An inspired stroke of programming genius that runs alongside the exhibition underscores this other, subterranean affinity toward Cagean aesthetics. On select dates, four soloists have taken up positions alongside the solid light works to play various instruments at modest volumes. Organized by composer and longtime McCall collaborator David Grubbs, this musical accompaniment—largely improvised—may either be experienced as a kind of ensemble or individually, up close. The musicians begin playing with the projections already in progress, and they leave off with the projections still running. The indeterminate nature of this choreography that comprises a lovely, delicate play of light, sound, and movement in space fully moves McCall’s work into a Cagean genealogy of the arts, and the simultaneous exhibition of multiple solid light works is precisely what enables their affinity toward performance and choreography to come into view as never before.

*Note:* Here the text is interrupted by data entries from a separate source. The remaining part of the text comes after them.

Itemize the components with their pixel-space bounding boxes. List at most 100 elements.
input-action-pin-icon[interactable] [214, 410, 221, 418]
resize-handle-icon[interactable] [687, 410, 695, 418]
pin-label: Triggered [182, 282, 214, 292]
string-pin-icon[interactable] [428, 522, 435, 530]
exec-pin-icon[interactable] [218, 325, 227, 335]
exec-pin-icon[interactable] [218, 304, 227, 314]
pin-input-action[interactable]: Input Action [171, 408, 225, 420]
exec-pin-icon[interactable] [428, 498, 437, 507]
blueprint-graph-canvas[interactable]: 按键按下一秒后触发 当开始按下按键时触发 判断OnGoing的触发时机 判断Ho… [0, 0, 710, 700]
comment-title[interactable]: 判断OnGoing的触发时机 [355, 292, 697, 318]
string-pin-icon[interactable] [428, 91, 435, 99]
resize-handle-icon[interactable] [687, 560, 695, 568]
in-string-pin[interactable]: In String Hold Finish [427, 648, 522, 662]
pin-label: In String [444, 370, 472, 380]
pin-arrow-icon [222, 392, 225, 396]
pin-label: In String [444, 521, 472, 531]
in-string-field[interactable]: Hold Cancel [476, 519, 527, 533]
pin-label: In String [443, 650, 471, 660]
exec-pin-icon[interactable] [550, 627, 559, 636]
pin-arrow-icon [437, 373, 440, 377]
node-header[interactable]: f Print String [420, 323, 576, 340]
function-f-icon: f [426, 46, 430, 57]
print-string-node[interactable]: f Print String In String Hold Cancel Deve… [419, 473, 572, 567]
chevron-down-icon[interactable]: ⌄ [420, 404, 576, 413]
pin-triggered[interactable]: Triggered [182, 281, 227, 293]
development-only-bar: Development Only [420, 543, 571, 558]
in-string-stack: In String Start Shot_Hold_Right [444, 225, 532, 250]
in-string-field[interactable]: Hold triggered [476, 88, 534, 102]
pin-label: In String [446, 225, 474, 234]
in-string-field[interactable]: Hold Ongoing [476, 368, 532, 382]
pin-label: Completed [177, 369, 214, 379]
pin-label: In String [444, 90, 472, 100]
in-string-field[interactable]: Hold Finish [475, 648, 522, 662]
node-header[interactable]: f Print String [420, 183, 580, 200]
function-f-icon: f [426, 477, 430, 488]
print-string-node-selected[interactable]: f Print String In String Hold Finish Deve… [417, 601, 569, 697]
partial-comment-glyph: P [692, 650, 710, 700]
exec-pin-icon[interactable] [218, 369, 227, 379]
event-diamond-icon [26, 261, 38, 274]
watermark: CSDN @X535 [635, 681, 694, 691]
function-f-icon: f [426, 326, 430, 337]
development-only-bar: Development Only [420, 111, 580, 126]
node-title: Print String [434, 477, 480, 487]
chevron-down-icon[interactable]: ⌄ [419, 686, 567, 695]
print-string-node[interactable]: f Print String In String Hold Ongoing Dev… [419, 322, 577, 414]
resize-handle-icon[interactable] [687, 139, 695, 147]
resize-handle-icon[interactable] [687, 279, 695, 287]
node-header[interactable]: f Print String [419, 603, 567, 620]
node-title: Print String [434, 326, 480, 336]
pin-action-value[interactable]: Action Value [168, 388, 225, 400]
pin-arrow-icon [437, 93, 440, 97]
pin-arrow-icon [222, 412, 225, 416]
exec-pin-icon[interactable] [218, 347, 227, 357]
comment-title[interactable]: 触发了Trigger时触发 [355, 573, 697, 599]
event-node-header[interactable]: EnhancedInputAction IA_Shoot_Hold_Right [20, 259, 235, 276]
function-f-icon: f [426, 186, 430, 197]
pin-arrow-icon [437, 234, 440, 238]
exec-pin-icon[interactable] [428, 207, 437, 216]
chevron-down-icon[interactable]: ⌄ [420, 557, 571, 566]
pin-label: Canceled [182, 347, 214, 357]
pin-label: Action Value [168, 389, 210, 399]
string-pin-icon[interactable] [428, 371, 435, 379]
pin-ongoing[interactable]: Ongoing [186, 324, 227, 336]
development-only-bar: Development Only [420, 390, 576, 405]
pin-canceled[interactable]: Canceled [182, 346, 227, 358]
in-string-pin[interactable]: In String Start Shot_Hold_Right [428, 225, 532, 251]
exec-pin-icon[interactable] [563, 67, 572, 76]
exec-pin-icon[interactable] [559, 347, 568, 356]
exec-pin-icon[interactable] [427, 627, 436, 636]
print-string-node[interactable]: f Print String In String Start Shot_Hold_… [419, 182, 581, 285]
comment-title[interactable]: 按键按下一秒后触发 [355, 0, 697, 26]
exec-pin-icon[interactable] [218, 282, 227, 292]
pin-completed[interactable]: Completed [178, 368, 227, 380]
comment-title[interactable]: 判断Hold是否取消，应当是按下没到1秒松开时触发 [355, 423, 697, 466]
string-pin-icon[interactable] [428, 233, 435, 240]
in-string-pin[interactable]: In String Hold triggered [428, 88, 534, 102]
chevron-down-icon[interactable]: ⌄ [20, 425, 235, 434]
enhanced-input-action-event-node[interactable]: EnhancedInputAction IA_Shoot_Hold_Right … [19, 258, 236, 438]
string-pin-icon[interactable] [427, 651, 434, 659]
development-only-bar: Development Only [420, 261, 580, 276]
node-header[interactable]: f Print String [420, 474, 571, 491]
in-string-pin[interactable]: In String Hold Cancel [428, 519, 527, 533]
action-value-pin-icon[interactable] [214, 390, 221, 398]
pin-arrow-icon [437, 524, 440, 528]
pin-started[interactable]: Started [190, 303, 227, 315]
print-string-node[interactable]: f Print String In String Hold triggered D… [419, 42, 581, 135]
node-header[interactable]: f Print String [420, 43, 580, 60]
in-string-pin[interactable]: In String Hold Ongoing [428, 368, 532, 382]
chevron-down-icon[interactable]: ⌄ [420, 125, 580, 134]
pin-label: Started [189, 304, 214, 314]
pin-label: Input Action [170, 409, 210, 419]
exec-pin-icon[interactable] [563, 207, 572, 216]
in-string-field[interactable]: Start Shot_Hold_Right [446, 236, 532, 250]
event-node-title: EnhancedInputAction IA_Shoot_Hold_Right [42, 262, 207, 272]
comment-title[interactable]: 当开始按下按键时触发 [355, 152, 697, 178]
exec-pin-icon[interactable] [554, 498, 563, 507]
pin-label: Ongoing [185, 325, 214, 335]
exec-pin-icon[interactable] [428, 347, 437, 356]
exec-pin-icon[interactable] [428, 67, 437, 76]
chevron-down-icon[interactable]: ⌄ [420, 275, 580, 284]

Reconnecting after some four decades with McCall’s early concerns with scoring, notation, and performance art, the solid light works taken in their rich complexity continue to trace an unfolding history.
Notes
- Quoted in Anthony McCall, “‘Line Describing a Cone’ and Related Films,” October 103 (Winter 2003), 42.
- Gabriel Florenz, Pioneer Works, Anthony McCall: Solid Light Works. https://pioneerworks.org/exhibitions/anthony-mccall-solid-light-works/
- Anthony McCall: Elements for a Retrospective, 1972–1979/2003– Olivier Michelon. Exh. Catalogue published by Musée de Rochechouart and Serpentine Gallery, with Monografik Editions, 2007.